Pages

Minimal element in subsequences

We have a non-empty string, that could contain up to 100,000 characters (only the 'A','C','G','T' ones). The user would specify a few ranges, up to 50 thousand of them, in the string, and he expects as output the indices relative to the lowest letter in that ranges.

The problem itself is not complicated, it just asks us to check carefully the requirements. You can found it in the Codility train page, prefix sums section, under the name Genomic-range-query.

We can expect only ACGT letters in input, because the idea is that it represents a DNA sequence. Pay attention to the fact that the user specifies the subsequence ranges as zero-based indices, and he expects the output as one-based indices. If 'A' is the answer, we have to output 1, and so on.

As tradition in these kind of problems, there is no stress at all in error handling. If this function should be used in a real world environment, we should check thoroughly the input. Here we can just assume anything is fine.

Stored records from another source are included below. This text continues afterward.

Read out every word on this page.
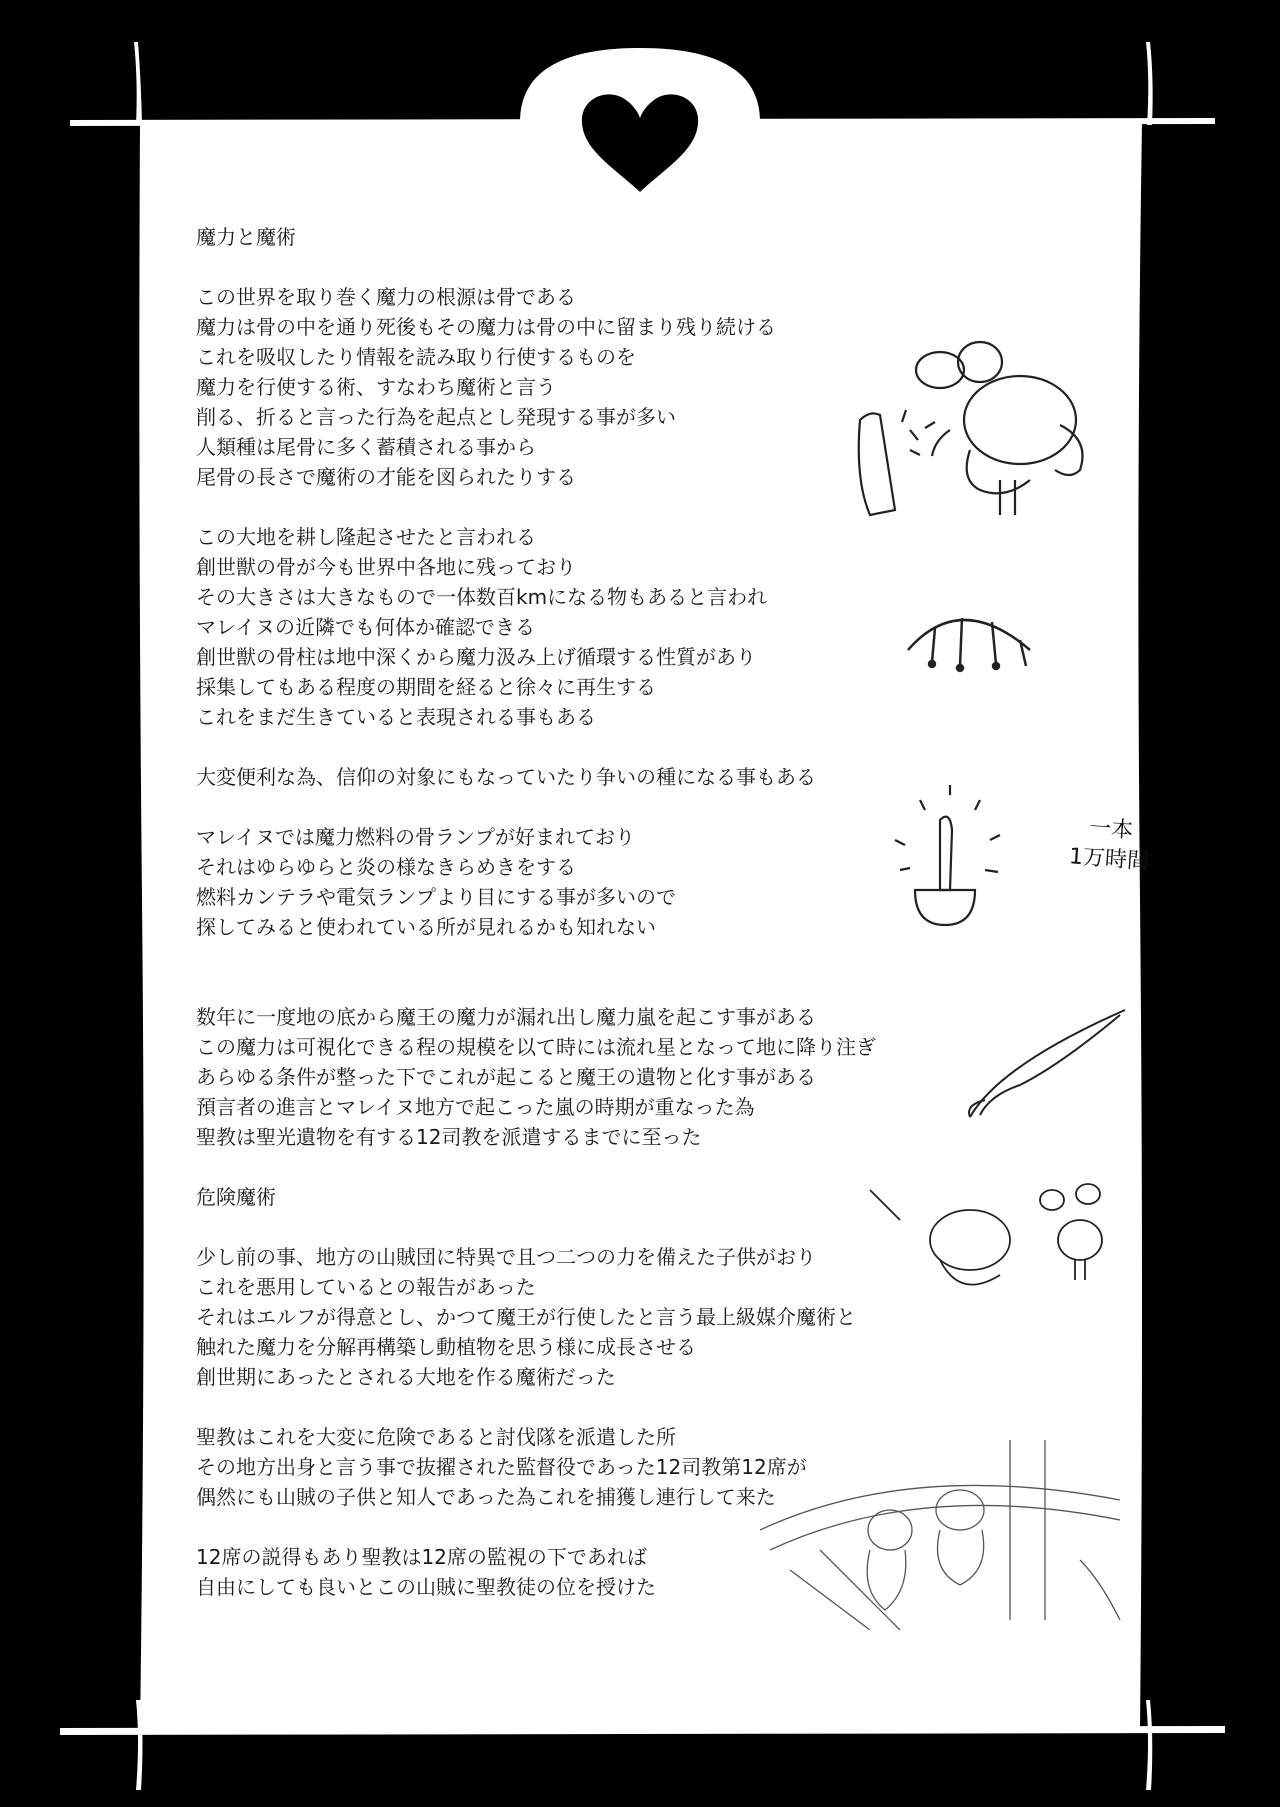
一本
1万時間
魔力と魔術
この世界を取り巻く魔力の根源は骨である
魔力は骨の中を通り死後もその魔力は骨の中に留まり残り続ける
これを吸収したり情報を読み取り行使するものを
魔力を行使する術、すなわち魔術と言う
削る、折ると言った行為を起点とし発現する事が多い
人類種は尾骨に多く蓄積される事から
尾骨の長さで魔術の才能を図られたりする
この大地を耕し隆起させたと言われる
創世獣の骨が今も世界中各地に残っており
その大きさは大きなもので一体数百kmになる物もあると言われ
マレイヌの近隣でも何体か確認できる
創世獣の骨柱は地中深くから魔力汲み上げ循環する性質があり
採集してもある程度の期間を経ると徐々に再生する
これをまだ生きていると表現される事もある
大変便利な為、信仰の対象にもなっていたり争いの種になる事もある
マレイヌでは魔力燃料の骨ランプが好まれており
それはゆらゆらと炎の様なきらめきをする
燃料カンテラや電気ランプより目にする事が多いので
探してみると使われている所が見れるかも知れない
数年に一度地の底から魔王の魔力が漏れ出し魔力嵐を起こす事がある
この魔力は可視化できる程の規模を以て時には流れ星となって地に降り注ぎ
あらゆる条件が整った下でこれが起こると魔王の遺物と化す事がある
預言者の進言とマレイヌ地方で起こった嵐の時期が重なった為
聖教は聖光遺物を有する12司教を派遣するまでに至った
危険魔術
少し前の事、地方の山賊団に特異で且つ二つの力を備えた子供がおり
これを悪用しているとの報告があった
それはエルフが得意とし、かつて魔王が行使したと言う最上級媒介魔術と
触れた魔力を分解再構築し動植物を思う様に成長させる
創世期にあったとされる大地を作る魔術だった
聖教はこれを大変に危険であると討伐隊を派遣した所
その地方出身と言う事で抜擢された監督役であった12司教第12席が
偶然にも山賊の子供と知人であった為これを捕獲し連行して来た
12席の説得もあり聖教は12席の監視の下であれば
自由にしても良いとこの山賊に聖教徒の位を授けた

There is a test case in the problem description, I added a few more of them to help me understanding better how to design the code. Here are the original one and a couple of new ones, written in C++ for the xUnit GoogleTest framework:
std::vector<int> solution(const std::string& dna, // 0
        const std::vector<int>& begs, const std::vector<int>& ends);

TEST(GeRa, Simple) // 1
{
    std::string input("ACGT");

    std::vector<int> P;
    P.push_back(0);
    P.push_back(1);
    P.push_back(2);
    P.push_back(3);

    std::vector<int> Q;
    Q.push_back(0);
    Q.push_back(1);
    Q.push_back(2);
    Q.push_back(3);

    std::vector<int> output = solution(input, P, Q);
    ASSERT_EQ(4, output.size());

    EXPECT_EQ(1, output[0]);
    EXPECT_EQ(2, output[1]);
    EXPECT_EQ(3, output[2]);
    EXPECT_EQ(4, output[3]);
}

TEST(GeRa, Given) // 2
{
    std::string input("GACACCATA");

    std::vector<int> P;
    P.push_back(0);
    P.push_back(0);
    P.push_back(4);
    P.push_back(7);

    std::vector<int> Q;
    Q.push_back(8);
    Q.push_back(2);
    Q.push_back(5);
    Q.push_back(7);

    std::vector<int> output = solution(input, P, Q);
    ASSERT_EQ(4, output.size());

    ASSERT_EQ(1, output[0]);
    ASSERT_EQ(1, output[1]);
    ASSERT_EQ(2, output[2]);
    ASSERT_EQ(4, output[3]);
}

TEST(GeRa, Huge) // 3
{
    std::string input(100000, 'A');

    std::vector<int> P(50000);

    std::vector<int> Q(50000, input.size() - 1);

    std::vector<int> output = solution(input, P, Q);
    ASSERT_EQ(50000, output.size());

    for(unsigned i = 0; i < output.size(); ++i)
        EXPECT_EQ(1, output[i]);
}
0. Codility asks for a slightly different function interface, no parameter is marked there as const.
1. On a very short sequence ("ACGT"), I want to get the lower element on each single element subsequence, (0, 0), (1, 1), (2, 2), (3, 3). The expected result is a four-sized int vector containing 1, 2, 3, 4 (meaning 'A', 'C', 'G', 'T').
2. The Codility given test. From the input sequence "GACACCATA", we should return 1 for (0, 8), 1 for (0, 2), 2 for (4, 5), 4 for (7, 7).
3. This test case is meant to let the developer know how good is the chosen algorithm in term of time complexity. The input sequence is as long as possible, and we have to check the biggest possible number of subsequences that are all covering the entire range. I don't care much of the actual data, so in the input string I have only 'A', consequently as a result a 50,000 sized vector containing only 1's is expected.

Simple but slow solution

A natural solution would be require to check all the subintervals, looping from begin to end, looking for the lowest element.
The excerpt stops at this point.